Para comprender otros factores de la persistencia del conflicto, preguntémonos: ¿cuántas leyes, políticas públicas, instituciones o entidades estatales, económicas y políticas, han servido de fuente al conflicto armado y cuántos intereses particulares impiden que éste cese, porque en río revuelto, ganancia de pescadores? Solo a mayo 15 de este año, 100 líderes sociales2, mujeres y hombre dedicados a defender los bienes colectivos: la vida, los derechos, la naturaleza, fueron asesinados ¿Quién los está matando? ¿A quién le interesa eliminarlos y con ellos sus luchas, la confianza y los vínculos que les permite actuar como comunidad? ¿Nos lo hemos preguntado? O de nuevo, porque son indígenas, campesinos, sindicalistas, ambientalistas, ¿no nos importan?

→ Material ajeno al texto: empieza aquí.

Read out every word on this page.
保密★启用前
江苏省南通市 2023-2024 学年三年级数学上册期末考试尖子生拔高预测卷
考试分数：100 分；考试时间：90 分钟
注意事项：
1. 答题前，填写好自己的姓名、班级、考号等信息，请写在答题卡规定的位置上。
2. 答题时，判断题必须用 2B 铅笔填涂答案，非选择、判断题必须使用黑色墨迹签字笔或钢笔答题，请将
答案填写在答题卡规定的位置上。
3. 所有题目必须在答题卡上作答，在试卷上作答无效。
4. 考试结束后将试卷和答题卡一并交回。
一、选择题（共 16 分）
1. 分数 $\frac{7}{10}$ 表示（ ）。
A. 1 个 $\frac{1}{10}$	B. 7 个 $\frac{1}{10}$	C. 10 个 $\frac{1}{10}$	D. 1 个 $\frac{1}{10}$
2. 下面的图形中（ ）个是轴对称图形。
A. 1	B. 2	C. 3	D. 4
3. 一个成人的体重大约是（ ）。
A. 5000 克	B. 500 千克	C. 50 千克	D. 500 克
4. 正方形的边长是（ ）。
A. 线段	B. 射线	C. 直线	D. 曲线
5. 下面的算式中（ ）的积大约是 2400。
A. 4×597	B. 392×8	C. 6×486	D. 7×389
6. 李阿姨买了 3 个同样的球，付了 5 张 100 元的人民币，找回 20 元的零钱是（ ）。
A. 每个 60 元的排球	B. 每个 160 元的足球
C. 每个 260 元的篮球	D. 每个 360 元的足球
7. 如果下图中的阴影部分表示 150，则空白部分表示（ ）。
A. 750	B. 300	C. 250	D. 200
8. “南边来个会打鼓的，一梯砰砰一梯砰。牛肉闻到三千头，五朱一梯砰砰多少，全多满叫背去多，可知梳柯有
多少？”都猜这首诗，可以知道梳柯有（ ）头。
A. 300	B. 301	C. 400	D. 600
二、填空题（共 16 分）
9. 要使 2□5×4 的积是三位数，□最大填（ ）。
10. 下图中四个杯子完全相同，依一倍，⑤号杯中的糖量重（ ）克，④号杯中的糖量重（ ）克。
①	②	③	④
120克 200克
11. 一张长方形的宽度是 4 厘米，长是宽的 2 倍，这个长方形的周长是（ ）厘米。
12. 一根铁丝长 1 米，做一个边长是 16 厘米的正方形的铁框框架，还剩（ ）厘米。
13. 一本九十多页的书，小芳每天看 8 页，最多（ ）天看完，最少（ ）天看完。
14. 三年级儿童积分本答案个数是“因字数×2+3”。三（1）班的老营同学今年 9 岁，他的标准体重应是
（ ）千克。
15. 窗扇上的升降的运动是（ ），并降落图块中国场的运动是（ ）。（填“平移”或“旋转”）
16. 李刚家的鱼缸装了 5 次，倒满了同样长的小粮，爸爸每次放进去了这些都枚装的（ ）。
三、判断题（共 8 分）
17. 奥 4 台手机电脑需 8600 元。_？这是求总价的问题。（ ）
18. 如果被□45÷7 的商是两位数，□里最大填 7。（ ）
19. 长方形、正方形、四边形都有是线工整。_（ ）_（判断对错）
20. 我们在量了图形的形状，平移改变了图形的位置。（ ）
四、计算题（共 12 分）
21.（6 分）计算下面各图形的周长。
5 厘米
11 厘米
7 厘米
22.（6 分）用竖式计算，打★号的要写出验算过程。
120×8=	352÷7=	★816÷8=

Pues bien, si y solo si la sociedad insiste en la memoria y la búsqueda de la verdad, como ejercicio de conciencia y de tributo a las víctimas, producidas por la misma sociedad -no solo por unos grupos armados- puede tener una ruta para garantizar la no repetición. Como bien dice la iglesia católica, para obtener el perdón, la gracia de Dios, es necesario hacer examen de conciencia, contrición de corazón, propósito de enmienda y acción de boca, pero sobre todo para perdonarnos nosotros mismos y poder iniciar una vida mejor, más digna para todos. O como dice el psicoanálisis: nombrar la cosa, para poder sanar y transformar. Si una sociedad no nombra su pasado y hace sobre él una reflexión profunda y ojalá colectiva, no le es posible superar las herencias atávicas que trae como lastre y entonces, eliminar al otro, su vida, su dignidad, sus derechos, seguirá siendo una constante. Necesitamos sentir vergüenza o al menos pudor frente a cada hecho de la guerra y sus impactos y por esta incapacidad de asumir de frente el reto de eliminar las razones del conflicto armado. Como dice el analista político, Ariel Ávila: “El país entraría en una gran catarsis, si se mirara al espejo y comprendiera la magnitud de la violencia en Colombia. Como lo he dicho en otra oportunidad: nadie duda de que las Farc cometieron crímenes, lo que va a sorprender a muchos ciudadanos es que no fueron los únicos”3.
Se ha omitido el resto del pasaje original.